Puerto Rico’s unemployment rate fell to 13.5 percent in August, stretching the run of joblessness decreases to 16 months, according to the U.S. Bureau of Labor Statistics.

The August jobless rate was down sharply from the 15.5 percent registered in the same month last year. It was 13.7 percent in July. Puerto Rico’s unemployment rate dropped below 14 percent in June for the first time since January 2009.

Still, Puerto Rico’s job scene remains cloudy as the run of unemployment rate decreases is due in large part to the exit of frustrated job-seekers who drop efforts to find work. (The unemployment numbers are based on people who are working and/or people actively seeking work who report to the island Labor Department seeking work or to get unemployment benefits.) All others seeking work who do not report to the Labor Department are not counted in the unemployment rate.

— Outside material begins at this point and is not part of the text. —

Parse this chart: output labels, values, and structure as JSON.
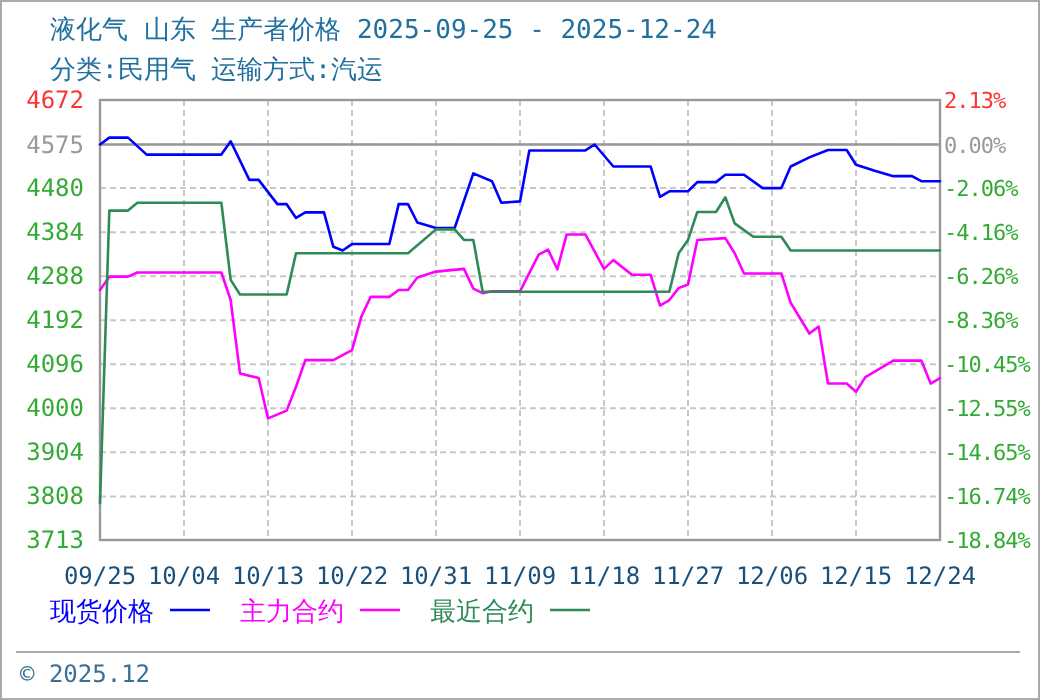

The labor-participation rate was just 39.9 percent in July (the most recent month available), down from 40.2 percent a year ago. The island’s labor-participation rate at the onset of the recession in 2006 was above 47 percent, but has been trending lower and trails far behind the U.S. average, which tops 65 percent.

BLS data shows that Puerto Rico’s unemployment rate has fallen every month since April 2011, and has posted a sustained decrease on a same-month comparison since March 2010. The jobless rate in August 2006, when Puerto Rico’s long recession was still taking root, was 10.6 percent.

High unemployment and low labor-force participation remain perhaps the biggest challenges to the Puerto Rico economy despite signs the island may finally be pulling out of its long economic doldrums, according to New York Federal Reserve President William C. Dudley.

Unemployment rates rose in more than half of U.S. states last month, the latest evidence that hiring remains tepid across the country.

The U.S. Labor Department says rates increased in 26 states. They fell in 12 states and were unchanged in the other 12. Unemployment also rose in seven of the 11 key swing states in this year’s presidential election.

Nationwide, hiring employers added only 96,000 jobs in August, below July’s gain of 141,000 and the average of 226,000 jobs a month added in January-March quarter.

The U.S. unemployment rate fell to 8.1 percent from 8.3 percent in July. But that was only because many people gave up looking for work. The government only counts people as unemployed if they are actively searching for jobs.